May even be an order of magnitude more

In all seriousness, wasn’t that always the case? Writing bad code is relatively cheap.

Ensuring code isn’t bad is the expensive part.

  • Sort of?

    The definition of "bad" from a security PoV is rapidly expanding, in light of relatively new capabilities and increasingly cheap access to exploitable vulnerabilities.

For now, maybe, yes? But the most important targets of this kind of work aren't AI outputs; it's legacy code, particularly (but not exclusively) old memory-unsafe code. In those situations the figure of merit isn't the token cost of recreating the target code; it's the cost of finding the same bugs with humans or preexisting tools.

Those costs can be extremely high.

There's a parallel between looking for bugs and mining. As models get smarter, they'll find "deeper bugs".

I expect at some point formal verification will become more economical than red teaming. Writing it correctly is more expensive, but it may be cheaper than trying to secure incorrect software.

(Or rather, as hacking incorrect software becomes vastly cheaper, the amount of software worth writing properly will increase.)

I've been thinking, by Dijkstra's standards we have already been vibe coding for almost a century :)

Given the slop that's made its way to Github we can see that this is a great profit model. Ship slop and then "fix" slop. What an efficient use of our planet!

It's weird because why can't they train the AI to simply output secure code?

The basic security flaws with regards to input validation and overflows should never ever be output by an AI. For "security flaws due to bad design" I'll cut them slack until AGI is achieved.

  • > It's weird because why can't they train the AI to simply output secure code?

    The most interesting security bugs have causes that are spread across large codebases, or networks of dependencies.

    Training the AI to "output secure code" won't work if it doesn't also have access to the source code of every dependency that it's using... and even then, given current model speeds and prices most developers won't want to wait for an hour on every edit they make while the LLM reasons through all of the dependencies.

  • What's destabilizing the industry right now isn't vulnerabilities AI introduces into new code; it's a flood of sev:hi vulnerabilities in existing code, not introduced by AI but discovered by it.

    • Agreed -- and, compounding the challenge, the flood of _reported_ high-sev CVEs is itself a kind of DDoS attack on maintainers.
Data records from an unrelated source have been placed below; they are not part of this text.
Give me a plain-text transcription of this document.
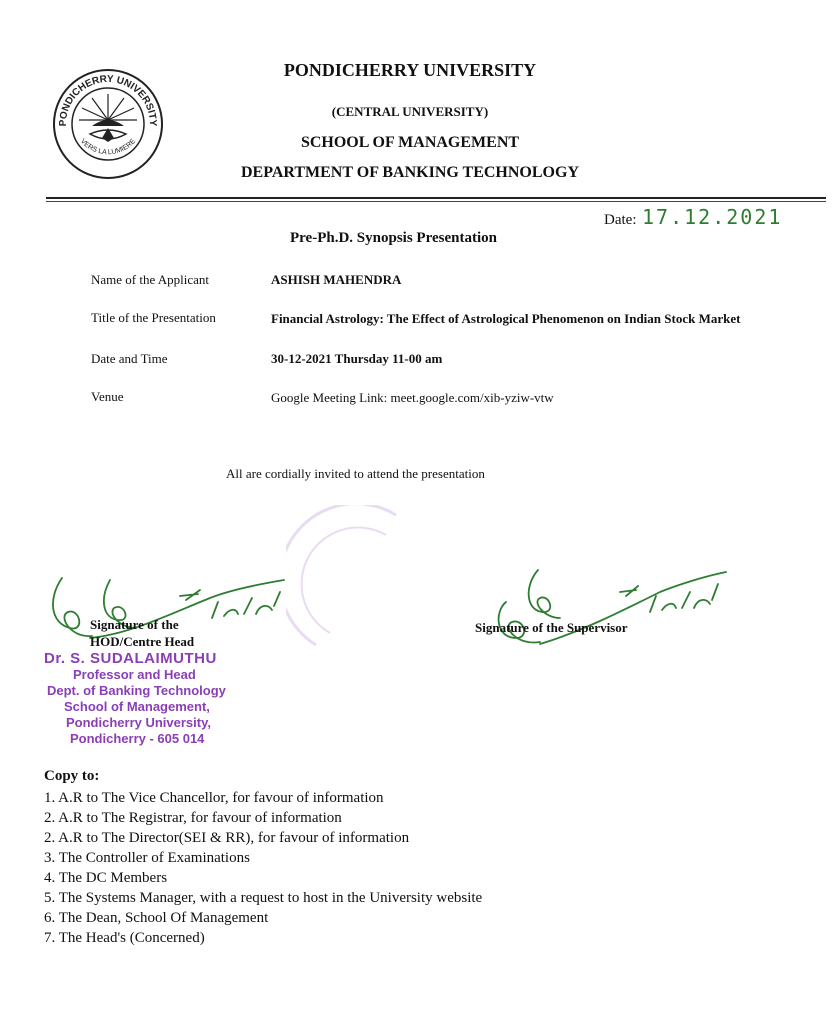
PONDICHERRY UNIVERSITY
VERS LA LUMIERE
PONDICHERRY UNIVERSITY
(CENTRAL UNIVERSITY)
SCHOOL OF MANAGEMENT
DEPARTMENT OF BANKING TECHNOLOGY
Date: 17.12.2021
Pre-Ph.D. Synopsis Presentation
Name of the Applicant	ASHISH MAHENDRA
Title of the Presentation	Financial Astrology: The Effect of Astrological Phenomenon on Indian Stock Market
Date and Time	30-12-2021 Thursday 11-00 am
Venue	Google Meeting Link: meet.google.com/xib-yziw-vtw
All are cordially invited to attend the presentation
Signature of the
HOD/Centre Head
Signature of the Supervisor
Dr. S. SUDALAIMUTHU
Professor and Head
Dept. of Banking Technology
School of Management,
Pondicherry University,
Pondicherry - 605 014
Copy to:
1. A.R to The Vice Chancellor, for favour of information
2. A.R to The Registrar, for favour of information
2. A.R to The Director(SEI & RR), for favour of information
3. The Controller of Examinations
4. The DC Members
5. The Systems Manager, with a request to host in the University website
6. The Dean, School Of Management
7. The Head's (Concerned)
    • > What's destabilizing the industry right now isn't vulnerabilities AI introduces into new code; it's a flood of sev:hi vulnerabilities in existing code, not introduced by AI but discovered by it.

      Vulnerability discovery has essentially moved to a "proof of work" computation model with AI that has some similarities to crypto like BTC or ethereum 1.0. I don't see any reason a well funded adversary couldn't use this same process on open-source code to develop exploits. I'm sure AI would be happy to try and create exploits from the results rather than fixes.

      This sort of proof of work has a notable difference from crypto in the asymmetric nature of what each side is targeting. In crypto, each miner was attempting to find a solution to the same problem and they would all move on to a new one once a solution is found. However with AI vulnerability scanning, the non-deterministic nature means an adversary is likely to find different vulnerabilities. Even if it doesn't, the adversaries have a different post-discovery workflow (i.e. probably less compute intensive aka cheaper due to only needing one viable exploit to win) than the software maintainers do.

      Considering it's possible both the adversary and their target could both do all this while running Claude puts Anthropic in a real "Merchant of Death" position.

      1 reply →

    • Even before that everybody was getting drowned in shitty reports from automated tools.

      The goal of AI-generated code should not be that one needs a AI-based security review tool on top of it, but that the AI-generated code in itself is reasonably secure.

  • I think these audit tools can look beyond just security and can look for compliance audits as well. The ability to audit real targets in staging environments makes it easy to identify issues.